Una publicación en Strava reveló datos poco habituales sobre el rendimiento del campeón mundial y abrió nuevas estimaciones sobre su potencia límite.
Un entrenamiento que despertó curiosidad
Tadej Pogacar volvió a captar la atención del mundo del ciclismo tras compartir una salida de entrenamiento de tres horas por la costa cercana a València. Aunque gran parte de la conversación giró en torno a un incidente con un aficionado que el propio ciclista relató posteriormente, los detalles técnicos de la sesión terminaron convirtiéndose en el verdadero foco de análisis.
El esloveno registró una ruta de 130 kilómetros a una velocidad media cercana a los 41 km/h, números que reflejan el tipo de esfuerzo que suele preceder sus característicos ataques en solitario durante la competición.
Sin embargo, el dato más llamativo estaba oculto en el archivo de potencia publicado en Strava.
La pista sobre su potencia umbral
Hasta ahora, las cifras exactas del rendimiento de Pogacar habían permanecido bastante protegidas por su equipo, UAE Team Emirates – XRG. Las referencias más claras provenían de declaraciones anteriores donde el corredor explicó que su potencia en zona 2 oscilaba entre 320 y 340 vatios.
La nueva publicación permitió observar la distribución automática de zonas de potencia que genera la plataforma, revelando un rango de umbral (FTP) estimado entre 387 y 451 vatios. Este intervalo coloca la cifra de 415 vatios —largamente calculada por analistas— prácticamente en el centro del rango, reforzando las estimaciones que se manejaban desde hace años.
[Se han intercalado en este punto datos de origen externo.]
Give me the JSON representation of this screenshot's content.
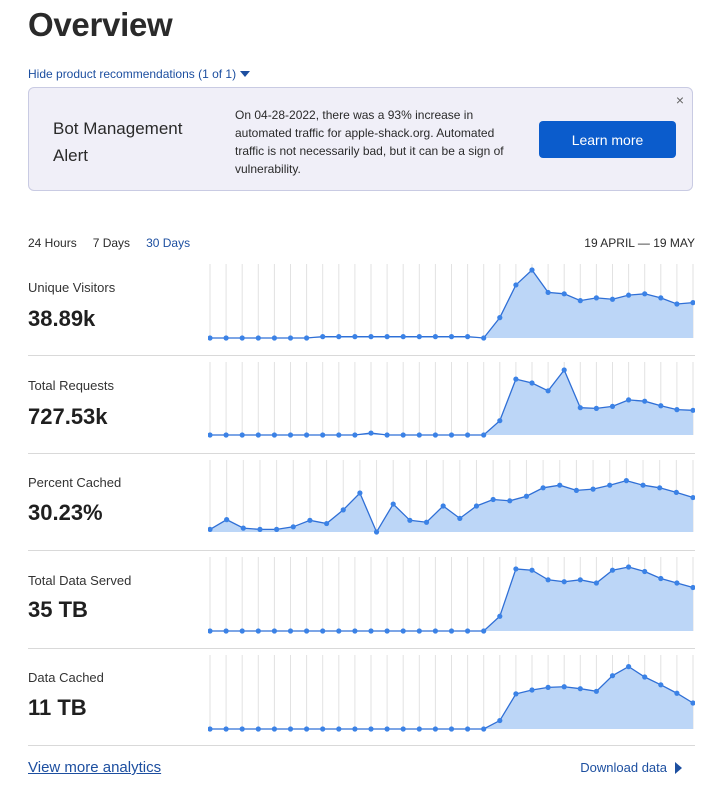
{
  "page": {
    "title": "Overview"
  },
  "recommendations": {
    "toggle_label": "Hide product recommendations (1 of 1)"
  },
  "alert": {
    "title": "Bot Management Alert",
    "body": "On 04-28-2022, there was a 93% increase in automated traffic for apple-shack.org. Automated traffic is not necessarily bad, but it can be a sign of vulnerability.",
    "button_label": "Learn more",
    "close_glyph": "×"
  },
  "time_range": {
    "tabs": [
      {
        "label": "24 Hours",
        "active": false
      },
      {
        "label": "7 Days",
        "active": false
      },
      {
        "label": "30 Days",
        "active": true
      }
    ],
    "date_range": "19 APRIL — 19 MAY"
  },
  "metrics": [
    {
      "label": "Unique Visitors",
      "value": "38.89k",
      "series": [
        0,
        0,
        0,
        0,
        0,
        0,
        0,
        0.02,
        0.02,
        0.02,
        0.02,
        0.02,
        0.02,
        0.02,
        0.02,
        0.02,
        0.02,
        0,
        0.3,
        0.78,
        1,
        0.67,
        0.65,
        0.55,
        0.59,
        0.57,
        0.63,
        0.65,
        0.59,
        0.5,
        0.52
      ]
    },
    {
      "label": "Total Requests",
      "value": "727.53k",
      "series": [
        0,
        0,
        0,
        0,
        0,
        0,
        0,
        0,
        0,
        0,
        0.03,
        0,
        0,
        0,
        0,
        0,
        0,
        0,
        0.22,
        0.86,
        0.8,
        0.68,
        1,
        0.42,
        0.41,
        0.44,
        0.54,
        0.52,
        0.45,
        0.39,
        0.38
      ]
    },
    {
      "label": "Percent Cached",
      "value": "30.23%",
      "series": [
        0.04,
        0.19,
        0.06,
        0.04,
        0.04,
        0.08,
        0.18,
        0.13,
        0.34,
        0.6,
        0,
        0.43,
        0.18,
        0.15,
        0.4,
        0.21,
        0.4,
        0.5,
        0.48,
        0.55,
        0.68,
        0.72,
        0.64,
        0.66,
        0.72,
        0.79,
        0.72,
        0.68,
        0.61,
        0.53
      ]
    },
    {
      "label": "Total Data Served",
      "value": "35 TB",
      "series": [
        0,
        0,
        0,
        0,
        0,
        0,
        0,
        0,
        0,
        0,
        0,
        0,
        0,
        0,
        0,
        0,
        0,
        0,
        0.23,
        0.97,
        0.95,
        0.8,
        0.77,
        0.8,
        0.75,
        0.95,
        1,
        0.93,
        0.82,
        0.75,
        0.68
      ]
    },
    {
      "label": "Data Cached",
      "value": "11 TB",
      "series": [
        0,
        0,
        0,
        0,
        0,
        0,
        0,
        0,
        0,
        0,
        0,
        0,
        0,
        0,
        0,
        0,
        0,
        0,
        0.13,
        0.54,
        0.6,
        0.64,
        0.65,
        0.62,
        0.58,
        0.82,
        0.96,
        0.8,
        0.68,
        0.55,
        0.4
      ]
    }
  ],
  "footer": {
    "view_more_label": "View more analytics",
    "download_label": "Download data"
  },
  "colors": {
    "line": "#2f6fd6",
    "fill": "#bcd6f7",
    "grid": "#e2e2e2",
    "point": "#3b82e6"
  }
}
Las zonas mostradas fueron:
- Recuperación: 0 – 236 W
- Resistencia: 237 – 322 W
- Tempo: 323 – 387 W
- Umbral: 387 – 451 W
- VO2Max: 452 – 516 W
- Anaeróbico: 516 – 645 W
- Neuromuscular: más de 645 W
Un trabajo controlado, no un esfuerzo fácil
Durante el entrenamiento, Pogacar alternó principalmente entre las zonas 2 y 3, acumulando alrededor de 160 minutos en esas intensidades y registrando una media cercana a los 303 vatios.
No obstante, el propio ciclista ha explicado en anteriores declaraciones que no siempre es correcto interpretar estos números como rodajes suaves. “If you’re doing a five-hour ride, your zone two after five hours may not be your zone two anymore,” señaló, explicando que la fatiga modifica la percepción del esfuerzo incluso dentro del mismo entrenamiento.
También añadió: “On the flat you will not recover, and five hours of riding 320-340 [watts] for me also means that the next day I’m not riding my bike. So when going on the flat for longer, I drop my power to 290-300.”
Más confianza en el corazón que en el potenciómetro
A pesar de la atención que generan los datos de potencia, Pogacar insiste en que no deben considerarse verdades absolutas. Según el esloveno, estos dispositivos pueden presentar variaciones debido a múltiples factores técnicos.
Por eso continúa apoyándose en el control de la frecuencia cardíaca, herramienta que utiliza desde su adolescencia. En este entrenamiento, su pulso promedio fue de 144 latidos por minuto.
“I’ve been training with a heart rate monitor since I was 12 years old,” comentó. “I could go by heart rate only, but it’s always good to compare heart rate to power.”
Un vistazo poco común al campeón
La publicación accidental o intencionadamente pública de estos valores ofreció una rara ventana al rendimiento del actual campeón del mundo. Más allá de la curiosidad numérica, los datos muestran el nivel de control y eficiencia que sostiene su dominio en las grandes carreras.
Mientras muchos analistas buscan explicaciones en cifras exactas, Pogacar parece recordarlo con sencillez: la combinación entre potencia, sensaciones y experiencia sigue siendo la clave del rendimiento en la élite.